I investigate how plantation museums in Virginia that focus on the colonial or early republic periods represent the lives of enslaved people, or how they fail to do so, and why. Through museum visits I examine critically how plantation museums deal with the complexities of slavery, the lives of enslaved people, and what role this plays in the overall interpretation of the museum.

Lives Bound Together

Author : Jessie MacLeod
Publisher :
Page : pages
File Size : 30,13 MB
Release : 2016-09-15
Category :
ISBN : 9780931917097

GET BOOK

At the time of George Washington's death in 1799, more than 300 enslaved men, women, and children lived on his Mount Vernon plantation. Lives Bound Together: Slavery at George Washington's Mount Vernon, published to accompany a 2016-2018 exhibition, explores this important example of eighteenth-century slavery through brief biographies of 19 enslaved individuals, 10 essays, and 130 illustrations (including paintings, prints, objects, buildings, landscapes, documents, charts, maps, and conjectural silhouettes that suggest the presence of the enslaved). The text illuminates three key themes: first, the lives, families, and experiences of the enslaved people of Mount Vernon; second, Washington's changing views on slavery, culminating in his pioneering action to free his slaves per the terms of his will; and third, the extent to which his public career and his family's lives were inextricably entwined with the labor of Mount Vernon's enslaved people.
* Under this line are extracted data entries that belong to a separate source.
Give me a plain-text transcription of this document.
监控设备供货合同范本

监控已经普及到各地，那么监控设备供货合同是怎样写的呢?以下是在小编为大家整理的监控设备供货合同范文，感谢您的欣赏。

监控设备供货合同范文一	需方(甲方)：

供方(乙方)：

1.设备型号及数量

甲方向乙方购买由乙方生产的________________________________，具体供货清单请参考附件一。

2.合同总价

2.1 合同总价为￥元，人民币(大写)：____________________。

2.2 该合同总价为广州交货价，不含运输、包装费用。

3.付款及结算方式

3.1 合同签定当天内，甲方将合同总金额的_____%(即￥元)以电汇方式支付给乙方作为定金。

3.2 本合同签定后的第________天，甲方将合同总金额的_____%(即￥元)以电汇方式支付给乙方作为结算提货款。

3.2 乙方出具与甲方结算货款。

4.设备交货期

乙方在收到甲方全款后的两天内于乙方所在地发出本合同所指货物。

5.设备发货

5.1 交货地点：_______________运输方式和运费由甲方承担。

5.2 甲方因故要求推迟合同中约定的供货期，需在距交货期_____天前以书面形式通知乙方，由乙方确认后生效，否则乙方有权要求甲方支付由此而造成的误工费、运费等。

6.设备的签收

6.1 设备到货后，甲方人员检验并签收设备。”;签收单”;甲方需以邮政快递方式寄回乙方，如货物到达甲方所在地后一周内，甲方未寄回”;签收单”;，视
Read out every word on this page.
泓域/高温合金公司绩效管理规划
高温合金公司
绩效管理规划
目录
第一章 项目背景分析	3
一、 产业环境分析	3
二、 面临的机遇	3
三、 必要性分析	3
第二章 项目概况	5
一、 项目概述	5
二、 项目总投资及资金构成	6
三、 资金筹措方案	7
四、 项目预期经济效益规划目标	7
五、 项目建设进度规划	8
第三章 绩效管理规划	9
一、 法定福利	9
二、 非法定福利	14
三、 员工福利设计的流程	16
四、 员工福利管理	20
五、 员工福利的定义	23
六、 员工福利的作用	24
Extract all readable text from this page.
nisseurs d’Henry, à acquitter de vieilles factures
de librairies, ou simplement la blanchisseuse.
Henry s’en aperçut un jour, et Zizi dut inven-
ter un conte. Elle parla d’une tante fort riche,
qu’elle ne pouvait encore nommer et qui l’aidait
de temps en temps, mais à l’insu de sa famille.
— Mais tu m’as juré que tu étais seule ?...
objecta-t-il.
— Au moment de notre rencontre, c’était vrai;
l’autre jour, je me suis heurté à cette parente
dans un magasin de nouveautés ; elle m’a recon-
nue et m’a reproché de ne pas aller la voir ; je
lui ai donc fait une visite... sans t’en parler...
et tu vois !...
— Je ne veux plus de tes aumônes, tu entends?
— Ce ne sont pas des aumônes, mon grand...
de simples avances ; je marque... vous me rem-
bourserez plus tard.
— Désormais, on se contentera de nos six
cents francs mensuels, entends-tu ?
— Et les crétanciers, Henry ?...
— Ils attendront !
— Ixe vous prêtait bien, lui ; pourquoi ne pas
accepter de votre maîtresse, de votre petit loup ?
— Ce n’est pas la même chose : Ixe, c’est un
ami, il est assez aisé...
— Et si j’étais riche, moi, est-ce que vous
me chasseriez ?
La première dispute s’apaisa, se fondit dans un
The biographies represent a range of experiences, including men and women; natives of Africa and the Virginia Tidewater; field-workers, artisans, and domestic laborers; some who escaped and some who were recaptured and sold as punishment; some who died in slavery and some who became free. Compiled by Mount Vernon Associate Curator Jessie MacLeod, these biographies draw upon documentary references, from Washington's diaries, letters, account books, invoices, farm managers' reports, visitor descriptions, and public records, supplemented by archaeology and oral histories. The essays provide a broader context for understanding the individual life stories, focusing on George Washington's changing attitude toward slavery; the resistance actions of the enslaved; the nineteenth-century history of slavery at Mount Vernon and images created by nineteenth-century artists; the kinds of evidence found in documents, databases, archaeology, and landscapes; and personal reflections by members of families descended from individuals enslaved at Mount Vernon. Harvard law professor and historian Annette Gordon Reed contributes the introduction; an appendix presents a timeline linking key events in the lives of people enslaved at Mount Vernon with George Washington's public and private actions relating to slavery as well as landmark events of national history. Detailed reference notes and suggestions for further readings complete the work.